La tabella riporta mediane, e non medie, perché con passi di dimensione fissa capita che su qualche onda i cinque passi non convergano affatto: basta uno di quei casi, e la media di cento numeri la decide lui.
Da ricordare
Il meta-apprendimento non allena una rete a risolvere i compiti che ha visto: la allena a essere un buon punto di partenza per il compito successivo, quello di cui esistono dieci esempi.
L’allenamento è strano apposta: si prende un compito messo da parte, ci si concede qualche passo di adattamento, e si guarda com’è andata dopo quei passi. È quel «dopo» a essere migliorato, non il «prima».
La strada ovvia (allenare una rete sola su tutti i compiti insieme e poi ripassarla) fallisce quando la famiglia è varia, perché quella rete impara la media dei compiti, e la media di solito non somiglia a nessuno di loro: sulle onde della prova è un’onda bassa e sempre la stessa, e le altre non le somigliano. E fallisce due volte, perché quella curva media è un posto comodo dove stare fermi: i pochi passi di aggiustamento la portano fuori di lì e la lasciano a metà, cioè peggiorano invece di migliorare.
Il confine è la famiglia: una buona posizione di partenza lo è per gli strumenti che le somigliano. Su un compito che sta fuori non aiuta, e può perfino portarsi dietro abitudini da disimparare.
Da ricordare
MAML [FAL17] ottimizza un’inizializzazione \(\theta\) a due livelli: il ciclo interno adatta, \(\theta_i' = \theta - \alpha\nabla_\theta\mathcal{L}_{\mathcal{T}_i}(\theta)\), e il ciclo esterno aggiorna \(\theta\) sul valore di \(\mathcal{L}\) calcolata in \(\theta_i'\). Derivare attraverso l’adattamento chiama le derivate seconde: è il costo del metodo.
L’obiettivo ottimizzato è la prestazione dopo l’adattamento, che è una proprietà diversa dalla prestazione tout court, e la si ottiene solo scrivendola nella funzione obiettivo.
Model-agnostic vuol dire che serve solo che il modello si addestri per discesa del gradiente: gli autori lo provano su regressione, classificazione e rinforzo.
La valutazione è \(N\)-way \(k\)-shot con insieme di supporto e di interrogazione, perché quello che va misurato è la velocità di adattamento e non la generalizzazione ordinaria.

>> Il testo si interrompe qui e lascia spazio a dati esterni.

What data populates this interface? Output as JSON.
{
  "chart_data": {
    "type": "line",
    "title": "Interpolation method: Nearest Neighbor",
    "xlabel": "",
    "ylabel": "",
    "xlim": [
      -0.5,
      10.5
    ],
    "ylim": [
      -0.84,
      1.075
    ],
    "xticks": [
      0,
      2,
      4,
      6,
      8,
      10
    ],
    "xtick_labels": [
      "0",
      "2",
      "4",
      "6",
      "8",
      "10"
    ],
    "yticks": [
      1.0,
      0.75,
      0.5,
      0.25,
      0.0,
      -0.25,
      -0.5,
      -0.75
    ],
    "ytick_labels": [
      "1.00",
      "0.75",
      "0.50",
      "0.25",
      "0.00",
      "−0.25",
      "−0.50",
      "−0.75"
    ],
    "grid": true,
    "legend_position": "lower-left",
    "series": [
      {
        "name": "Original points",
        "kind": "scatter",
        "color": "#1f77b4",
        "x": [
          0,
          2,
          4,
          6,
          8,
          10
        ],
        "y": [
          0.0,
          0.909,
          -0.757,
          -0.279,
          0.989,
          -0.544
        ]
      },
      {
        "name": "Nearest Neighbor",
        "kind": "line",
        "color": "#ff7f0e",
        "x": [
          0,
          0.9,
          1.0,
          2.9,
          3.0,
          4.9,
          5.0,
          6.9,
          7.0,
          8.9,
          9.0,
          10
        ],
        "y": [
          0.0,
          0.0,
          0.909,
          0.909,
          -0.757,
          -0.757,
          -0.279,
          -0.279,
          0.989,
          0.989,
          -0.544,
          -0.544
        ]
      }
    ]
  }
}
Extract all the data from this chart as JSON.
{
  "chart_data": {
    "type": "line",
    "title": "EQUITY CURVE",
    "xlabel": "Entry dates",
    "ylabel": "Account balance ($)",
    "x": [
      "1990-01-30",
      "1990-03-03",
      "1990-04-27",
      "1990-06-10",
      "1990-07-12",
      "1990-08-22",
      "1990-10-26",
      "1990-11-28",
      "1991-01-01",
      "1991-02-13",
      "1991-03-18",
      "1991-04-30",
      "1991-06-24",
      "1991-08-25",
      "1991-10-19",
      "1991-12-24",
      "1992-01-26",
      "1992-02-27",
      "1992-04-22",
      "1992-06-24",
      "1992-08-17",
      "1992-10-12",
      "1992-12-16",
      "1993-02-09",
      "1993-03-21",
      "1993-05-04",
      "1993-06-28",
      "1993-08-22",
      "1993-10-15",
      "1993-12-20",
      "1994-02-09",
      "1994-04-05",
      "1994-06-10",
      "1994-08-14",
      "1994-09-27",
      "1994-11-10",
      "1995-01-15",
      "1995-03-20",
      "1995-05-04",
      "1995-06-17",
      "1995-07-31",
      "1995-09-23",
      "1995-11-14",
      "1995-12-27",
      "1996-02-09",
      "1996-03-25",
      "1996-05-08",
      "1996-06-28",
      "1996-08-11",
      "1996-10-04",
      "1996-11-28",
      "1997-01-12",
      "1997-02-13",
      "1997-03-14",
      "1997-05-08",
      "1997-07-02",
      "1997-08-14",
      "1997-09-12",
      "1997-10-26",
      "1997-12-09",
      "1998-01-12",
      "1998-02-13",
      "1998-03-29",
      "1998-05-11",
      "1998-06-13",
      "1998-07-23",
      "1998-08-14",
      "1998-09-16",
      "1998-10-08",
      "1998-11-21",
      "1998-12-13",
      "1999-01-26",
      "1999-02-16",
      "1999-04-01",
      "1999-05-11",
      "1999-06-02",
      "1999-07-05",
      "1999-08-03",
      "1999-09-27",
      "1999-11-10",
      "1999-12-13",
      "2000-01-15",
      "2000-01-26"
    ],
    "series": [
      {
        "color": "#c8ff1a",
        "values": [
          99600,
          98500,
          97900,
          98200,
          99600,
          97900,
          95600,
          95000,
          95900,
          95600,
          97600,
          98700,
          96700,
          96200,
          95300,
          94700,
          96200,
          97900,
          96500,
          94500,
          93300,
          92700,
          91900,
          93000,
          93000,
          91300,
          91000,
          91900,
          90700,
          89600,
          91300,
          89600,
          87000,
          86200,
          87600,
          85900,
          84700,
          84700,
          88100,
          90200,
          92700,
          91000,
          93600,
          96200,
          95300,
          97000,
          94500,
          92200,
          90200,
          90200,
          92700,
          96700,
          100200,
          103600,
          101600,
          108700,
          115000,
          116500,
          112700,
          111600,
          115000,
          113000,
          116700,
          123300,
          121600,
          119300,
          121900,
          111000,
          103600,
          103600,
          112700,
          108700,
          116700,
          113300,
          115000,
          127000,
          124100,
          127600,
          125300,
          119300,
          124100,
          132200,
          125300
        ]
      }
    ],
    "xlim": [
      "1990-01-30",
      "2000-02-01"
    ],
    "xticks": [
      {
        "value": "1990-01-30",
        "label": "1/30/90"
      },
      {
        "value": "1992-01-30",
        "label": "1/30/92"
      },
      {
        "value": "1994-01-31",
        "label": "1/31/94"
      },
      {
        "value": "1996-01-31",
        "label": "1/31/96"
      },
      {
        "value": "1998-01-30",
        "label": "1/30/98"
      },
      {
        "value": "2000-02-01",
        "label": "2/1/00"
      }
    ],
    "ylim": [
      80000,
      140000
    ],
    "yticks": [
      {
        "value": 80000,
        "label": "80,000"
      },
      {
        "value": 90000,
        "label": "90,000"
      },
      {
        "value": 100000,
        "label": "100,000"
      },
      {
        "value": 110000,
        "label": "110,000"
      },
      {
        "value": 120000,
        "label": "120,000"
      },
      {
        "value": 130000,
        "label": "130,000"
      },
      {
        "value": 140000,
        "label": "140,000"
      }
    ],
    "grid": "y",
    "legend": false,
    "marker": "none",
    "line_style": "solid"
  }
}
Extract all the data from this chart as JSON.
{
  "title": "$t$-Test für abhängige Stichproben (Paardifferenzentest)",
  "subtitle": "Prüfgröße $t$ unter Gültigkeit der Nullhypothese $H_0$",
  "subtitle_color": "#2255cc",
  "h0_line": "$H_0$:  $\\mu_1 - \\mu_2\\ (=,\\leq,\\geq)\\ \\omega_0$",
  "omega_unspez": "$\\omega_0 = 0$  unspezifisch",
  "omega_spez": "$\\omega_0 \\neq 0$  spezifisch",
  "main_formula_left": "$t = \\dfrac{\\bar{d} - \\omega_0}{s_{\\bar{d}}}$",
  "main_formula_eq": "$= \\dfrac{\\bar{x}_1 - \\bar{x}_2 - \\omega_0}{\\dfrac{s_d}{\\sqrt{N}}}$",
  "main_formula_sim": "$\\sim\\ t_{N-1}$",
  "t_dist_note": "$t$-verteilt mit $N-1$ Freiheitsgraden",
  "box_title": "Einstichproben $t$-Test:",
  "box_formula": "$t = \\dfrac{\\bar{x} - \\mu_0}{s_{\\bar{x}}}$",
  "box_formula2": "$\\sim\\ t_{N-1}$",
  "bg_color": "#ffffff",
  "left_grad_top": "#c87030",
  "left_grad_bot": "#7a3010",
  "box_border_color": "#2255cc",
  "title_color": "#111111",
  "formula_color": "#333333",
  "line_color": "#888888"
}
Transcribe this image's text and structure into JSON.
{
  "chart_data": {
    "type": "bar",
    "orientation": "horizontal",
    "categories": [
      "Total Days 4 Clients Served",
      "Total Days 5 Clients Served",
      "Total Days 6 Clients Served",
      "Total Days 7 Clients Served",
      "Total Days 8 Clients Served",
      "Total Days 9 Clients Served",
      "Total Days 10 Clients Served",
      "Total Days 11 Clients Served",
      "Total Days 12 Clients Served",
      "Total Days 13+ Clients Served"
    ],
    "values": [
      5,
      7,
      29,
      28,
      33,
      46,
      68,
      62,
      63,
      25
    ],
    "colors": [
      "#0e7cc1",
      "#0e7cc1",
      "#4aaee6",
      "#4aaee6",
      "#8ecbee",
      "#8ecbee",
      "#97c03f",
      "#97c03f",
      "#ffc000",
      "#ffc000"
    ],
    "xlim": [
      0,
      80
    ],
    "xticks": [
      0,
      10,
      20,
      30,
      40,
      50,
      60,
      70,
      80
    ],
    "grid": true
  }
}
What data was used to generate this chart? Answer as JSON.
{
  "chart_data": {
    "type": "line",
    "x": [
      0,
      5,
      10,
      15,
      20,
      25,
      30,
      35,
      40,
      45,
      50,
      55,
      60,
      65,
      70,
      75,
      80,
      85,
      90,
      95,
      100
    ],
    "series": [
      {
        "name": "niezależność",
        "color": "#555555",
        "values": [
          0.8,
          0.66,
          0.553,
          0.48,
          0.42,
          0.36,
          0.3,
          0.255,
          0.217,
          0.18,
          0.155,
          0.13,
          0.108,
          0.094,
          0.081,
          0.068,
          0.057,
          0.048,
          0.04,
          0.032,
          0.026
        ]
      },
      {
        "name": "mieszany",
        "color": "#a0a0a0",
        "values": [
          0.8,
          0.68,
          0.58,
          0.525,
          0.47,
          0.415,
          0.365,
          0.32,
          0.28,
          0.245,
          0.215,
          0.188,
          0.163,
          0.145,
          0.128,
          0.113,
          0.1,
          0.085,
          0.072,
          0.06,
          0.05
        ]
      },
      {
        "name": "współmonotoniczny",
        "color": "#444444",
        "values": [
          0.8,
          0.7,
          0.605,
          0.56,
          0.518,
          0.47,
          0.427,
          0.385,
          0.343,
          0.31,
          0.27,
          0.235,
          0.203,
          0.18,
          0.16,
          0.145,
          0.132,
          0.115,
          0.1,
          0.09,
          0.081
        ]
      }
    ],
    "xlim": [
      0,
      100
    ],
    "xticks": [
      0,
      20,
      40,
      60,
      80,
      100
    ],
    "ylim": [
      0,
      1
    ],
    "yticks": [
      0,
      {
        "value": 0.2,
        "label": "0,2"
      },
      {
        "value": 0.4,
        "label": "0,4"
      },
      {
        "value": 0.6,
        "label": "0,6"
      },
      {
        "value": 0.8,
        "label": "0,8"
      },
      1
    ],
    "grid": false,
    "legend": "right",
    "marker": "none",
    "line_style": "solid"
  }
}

Il punto di rottura sta nella distribuzione \(p(\mathcal{T})\): fuori da essa l’inizializzazione non ha ragione di aiutare, e può nuocere.
Quello che il capitolo ha costruito, dalla prima sezione a qui, è sempre la stessa cosa vista da tre angoli: la posizione in cui una rete si trova prima di affrontare un compito, che vale più del compito per cui era nata. La profondità la costruisce a scala, dal bordo grezzo alla forma intera; il multi-compito la fa servire a più mestieri insieme; il meta-apprendimento la sceglie in modo che il mestiere successivo costi poco. Il capitolo sulla visione artificiale la porta dentro un dominio solo, le immagini, dove i mestieri hanno nomi precisi: dire che cosa c’è, dire dov’è, ritagliarne il contorno.